Big data – big deal.
It’s no surprise then that marketers get really excited with the tech – how the messages are delivered, and the data that can be mined from the consumer interaction with that message. Why wouldn’t you be excited? Because all that lovely data can be used to target the consumer with even greater levels of accuracy going forward.
It’s wonderful, miraculous even. Enough to get even the most battle hardened brand manager frothing at the mouth and high-fiving in their office suites in Slough – but are we all forgetting something?
The medium isn’t the message.
The message is the message. Having all of those wonderful delivery systems doesn’t amount to a hill of beans if the message itself isn’t compelling.
Today’s buzzword is ‘conversation’. So the question is – what are we going to talk about?
Have a point-of-view.
Figure out what you’re going to say, how you’re going to say it, but most important of all – understand why what you’re saying is relevant to the consumer.

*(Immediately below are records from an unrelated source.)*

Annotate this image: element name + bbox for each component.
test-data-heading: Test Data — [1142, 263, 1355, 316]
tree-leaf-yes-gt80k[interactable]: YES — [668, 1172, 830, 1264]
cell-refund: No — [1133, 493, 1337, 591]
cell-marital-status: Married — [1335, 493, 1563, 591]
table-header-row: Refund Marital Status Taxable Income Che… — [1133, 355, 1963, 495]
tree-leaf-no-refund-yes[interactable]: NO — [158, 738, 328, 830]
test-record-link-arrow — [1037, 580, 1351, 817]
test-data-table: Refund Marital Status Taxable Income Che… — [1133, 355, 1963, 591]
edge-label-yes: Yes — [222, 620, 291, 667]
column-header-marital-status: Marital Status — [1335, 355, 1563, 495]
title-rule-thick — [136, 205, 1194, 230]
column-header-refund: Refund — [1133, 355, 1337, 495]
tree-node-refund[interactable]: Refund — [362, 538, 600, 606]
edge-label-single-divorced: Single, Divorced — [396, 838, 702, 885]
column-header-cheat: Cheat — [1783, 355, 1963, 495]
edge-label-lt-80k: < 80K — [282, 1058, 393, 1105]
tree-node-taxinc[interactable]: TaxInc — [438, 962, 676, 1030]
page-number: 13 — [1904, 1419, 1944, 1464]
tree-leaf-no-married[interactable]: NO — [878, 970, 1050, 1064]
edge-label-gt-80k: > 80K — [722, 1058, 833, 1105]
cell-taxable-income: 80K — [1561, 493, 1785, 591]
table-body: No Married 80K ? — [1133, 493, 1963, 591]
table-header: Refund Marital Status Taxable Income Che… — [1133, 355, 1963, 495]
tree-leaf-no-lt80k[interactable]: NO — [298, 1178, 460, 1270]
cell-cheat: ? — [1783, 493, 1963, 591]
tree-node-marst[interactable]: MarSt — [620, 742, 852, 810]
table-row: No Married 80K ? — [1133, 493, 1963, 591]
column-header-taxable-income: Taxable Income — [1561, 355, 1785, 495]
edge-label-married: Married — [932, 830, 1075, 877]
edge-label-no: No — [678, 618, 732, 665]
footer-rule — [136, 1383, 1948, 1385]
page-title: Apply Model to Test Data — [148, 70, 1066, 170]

One of the best pieces of advice I ever had is: figure out what difference your product or service will make to the life of the person you’re targeting. It’s not enough to tell them what you do, you have to illustrate why what you do will make a difference to them – make them care.
Which is why, every single piece of communication needs an idea, and that idea is usually driven by a consumer insight.
Insights are your friend.
Let’s take the most basic of consumer insights: Working mums are time poor. The pressure point is clear: Time. That’s a platform from which to start creating. Remember, you’re talking to people – so there’s always an insight.
Ultimately you want the consumer to believe that you understand them, you ‘get them’. Their problems – their issues. And you might just have an answer.
So, be insightful, find the pressure point and create from that point of view. Do that and all those wonderful delivery systems will suddenly be dropping something of value into that inbox or Facebook newsfeed – a message the consumer can engage with.
Oh, and remember the one thing this blogger seems to have forgotten – be brief.